Financial data belonging to customers of the British water supply company Cambridge Water have been exposed following a cyberattack. The UK data breach has resulted in customers’ banking details being published on the dark web.

Data breaches involving financial details can put consumers at considerable risk. Following any incident involving banking information, data subjects are always advised to update their credentials immediately and use a credit monitoring service to ensure they do not become the victim of fraud. Additionally, they should be mindful of any communications regarding their financial details, as banks and credit card companies will not request confidential financial information over email.

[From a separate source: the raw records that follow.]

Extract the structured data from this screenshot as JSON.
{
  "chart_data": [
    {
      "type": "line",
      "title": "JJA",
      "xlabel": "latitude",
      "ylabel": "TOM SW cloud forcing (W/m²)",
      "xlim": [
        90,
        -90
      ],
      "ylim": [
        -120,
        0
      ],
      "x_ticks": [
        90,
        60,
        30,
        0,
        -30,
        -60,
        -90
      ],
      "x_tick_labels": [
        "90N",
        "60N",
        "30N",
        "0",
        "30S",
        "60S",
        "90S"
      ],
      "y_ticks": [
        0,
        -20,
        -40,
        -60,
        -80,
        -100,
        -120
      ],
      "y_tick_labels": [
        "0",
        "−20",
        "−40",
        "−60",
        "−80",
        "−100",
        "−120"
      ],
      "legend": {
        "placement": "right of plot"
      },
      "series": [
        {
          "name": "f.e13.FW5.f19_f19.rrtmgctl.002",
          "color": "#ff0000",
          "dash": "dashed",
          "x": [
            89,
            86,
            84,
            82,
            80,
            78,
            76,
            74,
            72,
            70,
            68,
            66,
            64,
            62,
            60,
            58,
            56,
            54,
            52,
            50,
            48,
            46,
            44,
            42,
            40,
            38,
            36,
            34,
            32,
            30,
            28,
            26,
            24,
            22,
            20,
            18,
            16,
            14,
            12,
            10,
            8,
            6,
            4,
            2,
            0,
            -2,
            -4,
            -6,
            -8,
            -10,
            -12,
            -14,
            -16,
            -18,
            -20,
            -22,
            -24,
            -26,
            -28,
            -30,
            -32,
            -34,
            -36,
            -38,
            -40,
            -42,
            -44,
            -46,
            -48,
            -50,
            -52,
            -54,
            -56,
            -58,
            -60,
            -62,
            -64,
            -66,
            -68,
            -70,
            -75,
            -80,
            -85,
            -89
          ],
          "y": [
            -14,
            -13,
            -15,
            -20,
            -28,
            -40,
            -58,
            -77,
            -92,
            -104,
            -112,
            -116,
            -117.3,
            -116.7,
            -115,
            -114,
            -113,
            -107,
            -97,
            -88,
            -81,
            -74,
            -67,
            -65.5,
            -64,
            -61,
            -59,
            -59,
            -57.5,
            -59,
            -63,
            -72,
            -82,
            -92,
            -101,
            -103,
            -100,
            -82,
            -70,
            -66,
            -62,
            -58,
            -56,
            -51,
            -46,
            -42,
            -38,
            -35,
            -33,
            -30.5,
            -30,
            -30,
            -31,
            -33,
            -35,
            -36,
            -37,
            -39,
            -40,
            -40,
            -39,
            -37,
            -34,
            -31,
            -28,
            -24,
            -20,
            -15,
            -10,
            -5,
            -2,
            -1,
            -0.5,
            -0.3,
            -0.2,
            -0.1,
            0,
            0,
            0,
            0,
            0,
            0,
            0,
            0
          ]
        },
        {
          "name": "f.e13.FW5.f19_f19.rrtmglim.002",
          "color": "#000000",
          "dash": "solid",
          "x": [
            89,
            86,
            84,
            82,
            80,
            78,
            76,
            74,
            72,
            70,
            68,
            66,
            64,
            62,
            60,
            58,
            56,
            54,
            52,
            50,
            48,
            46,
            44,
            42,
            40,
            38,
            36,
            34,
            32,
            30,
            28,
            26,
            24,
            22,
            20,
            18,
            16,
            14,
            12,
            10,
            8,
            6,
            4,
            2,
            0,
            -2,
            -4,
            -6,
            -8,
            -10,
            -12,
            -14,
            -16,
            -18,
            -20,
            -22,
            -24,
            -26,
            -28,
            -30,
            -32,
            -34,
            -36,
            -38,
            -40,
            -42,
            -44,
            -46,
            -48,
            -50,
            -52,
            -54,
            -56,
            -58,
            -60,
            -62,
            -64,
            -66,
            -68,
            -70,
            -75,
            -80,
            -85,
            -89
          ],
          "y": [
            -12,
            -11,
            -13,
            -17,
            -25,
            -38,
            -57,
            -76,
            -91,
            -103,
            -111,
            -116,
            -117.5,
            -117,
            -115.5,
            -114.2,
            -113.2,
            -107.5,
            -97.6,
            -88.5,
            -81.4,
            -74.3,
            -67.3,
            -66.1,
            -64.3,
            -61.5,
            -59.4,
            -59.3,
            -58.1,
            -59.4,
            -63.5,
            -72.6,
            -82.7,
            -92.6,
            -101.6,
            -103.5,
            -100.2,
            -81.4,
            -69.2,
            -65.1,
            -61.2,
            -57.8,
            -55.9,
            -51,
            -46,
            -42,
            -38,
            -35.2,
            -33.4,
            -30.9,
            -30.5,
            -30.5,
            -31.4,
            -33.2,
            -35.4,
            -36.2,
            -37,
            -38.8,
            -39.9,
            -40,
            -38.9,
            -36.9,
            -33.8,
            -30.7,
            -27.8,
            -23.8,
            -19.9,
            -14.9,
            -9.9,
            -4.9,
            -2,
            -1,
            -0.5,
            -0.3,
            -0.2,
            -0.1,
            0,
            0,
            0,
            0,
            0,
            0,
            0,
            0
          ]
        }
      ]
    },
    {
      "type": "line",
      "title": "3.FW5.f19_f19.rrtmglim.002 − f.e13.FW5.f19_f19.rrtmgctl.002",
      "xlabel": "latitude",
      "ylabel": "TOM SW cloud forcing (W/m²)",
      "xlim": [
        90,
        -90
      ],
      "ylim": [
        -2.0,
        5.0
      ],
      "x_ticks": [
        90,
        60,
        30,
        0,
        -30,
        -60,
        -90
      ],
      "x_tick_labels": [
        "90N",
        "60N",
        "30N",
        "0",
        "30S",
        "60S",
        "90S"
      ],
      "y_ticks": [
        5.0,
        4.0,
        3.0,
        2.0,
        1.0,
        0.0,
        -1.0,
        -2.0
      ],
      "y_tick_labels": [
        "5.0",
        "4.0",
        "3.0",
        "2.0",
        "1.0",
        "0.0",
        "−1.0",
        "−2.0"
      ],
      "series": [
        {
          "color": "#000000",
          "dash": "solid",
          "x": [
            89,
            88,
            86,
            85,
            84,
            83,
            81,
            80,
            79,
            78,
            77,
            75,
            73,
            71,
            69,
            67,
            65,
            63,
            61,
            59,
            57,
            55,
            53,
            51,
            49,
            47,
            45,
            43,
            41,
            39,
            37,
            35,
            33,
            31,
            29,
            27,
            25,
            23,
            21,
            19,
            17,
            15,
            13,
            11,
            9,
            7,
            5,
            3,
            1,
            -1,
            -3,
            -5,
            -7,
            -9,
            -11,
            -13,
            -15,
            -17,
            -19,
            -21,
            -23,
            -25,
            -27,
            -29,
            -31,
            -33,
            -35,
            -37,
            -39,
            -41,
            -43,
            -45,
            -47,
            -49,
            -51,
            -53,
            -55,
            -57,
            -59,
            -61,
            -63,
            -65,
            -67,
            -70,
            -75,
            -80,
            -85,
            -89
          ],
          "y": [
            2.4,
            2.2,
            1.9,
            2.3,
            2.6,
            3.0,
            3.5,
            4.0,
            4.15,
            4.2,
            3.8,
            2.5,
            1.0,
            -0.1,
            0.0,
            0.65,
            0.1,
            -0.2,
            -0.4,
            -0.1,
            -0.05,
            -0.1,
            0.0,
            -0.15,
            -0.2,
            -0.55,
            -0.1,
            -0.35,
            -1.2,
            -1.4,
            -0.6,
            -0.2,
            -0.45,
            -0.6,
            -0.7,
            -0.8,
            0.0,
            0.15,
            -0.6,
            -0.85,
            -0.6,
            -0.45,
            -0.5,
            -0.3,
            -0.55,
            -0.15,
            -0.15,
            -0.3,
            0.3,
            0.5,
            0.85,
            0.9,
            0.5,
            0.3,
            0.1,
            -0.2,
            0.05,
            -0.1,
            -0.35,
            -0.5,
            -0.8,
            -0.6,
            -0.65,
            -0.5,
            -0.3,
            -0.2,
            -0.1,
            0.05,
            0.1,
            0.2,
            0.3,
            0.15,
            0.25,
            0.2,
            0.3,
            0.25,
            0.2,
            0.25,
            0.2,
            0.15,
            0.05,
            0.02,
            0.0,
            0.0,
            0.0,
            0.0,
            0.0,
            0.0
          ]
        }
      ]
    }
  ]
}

Cambridge Water customers alarmed

Customers of the water supply company have been left angry and alarmed after discovering that their, names, home addresses, bank account numbers and sort codes are among the financial data stolen by threat operators. The Cambridge Water customer data was stolen when South Staffordshire plc., its parent company, was hit by a cyberattack back in August this year.

Cambridge Water has reached out to affected customers and offered support services by way of assistance. In a letter written to its customers, the water supplier warned that criminals might try and use their compromised data to conduct fraud. It stated specifically that attackers might submit fraudulent direct debit orders to customers’ banks or building societies using the exposed data.

In a recent statement, Cambridge Water’s managing director, Andy Willicott, gave a personal apology to all the company’s customers impacted, noting that he understood that they trust the company with their sensitive information. He added that Cambridge Water has been working alongside specialists to work out specifically what has been published, but this process will take time as it is not a straightforward one.

Actions following a data breach

The water supplies provided by Cambridge Water were not affected by the attack on its parent company. The supplier has informed customers that South Staffordshire took steps immediately to manage and then respond to the attack after it had been detected. However, this action was still too late to stop the data breach disclosing their personal and financial information.

Customers were told that the parent company has enlisted the services of leading experts in IT forensics to investigate the incident and had also notified Ofwat, the NCSC, the ICO, the National Crime Agency, and the Consumer Council for Water along with the Drinking Water Inspectorate.

Many customers took to social media voicing their dissatisfaction with the apologies offered by the water company. Additionally, there has also been serious concern from the company’s customers regarding the length of time that was taken to notify them about what data was stolen and when it was published, given that the incident occurred several months ago over the summer.

The Cambridge Water Company has now set up a helpline for its customers, open from 8:00 am to 6:00 pm on weekdays, and has provided them with free access to credit monitoring for one year.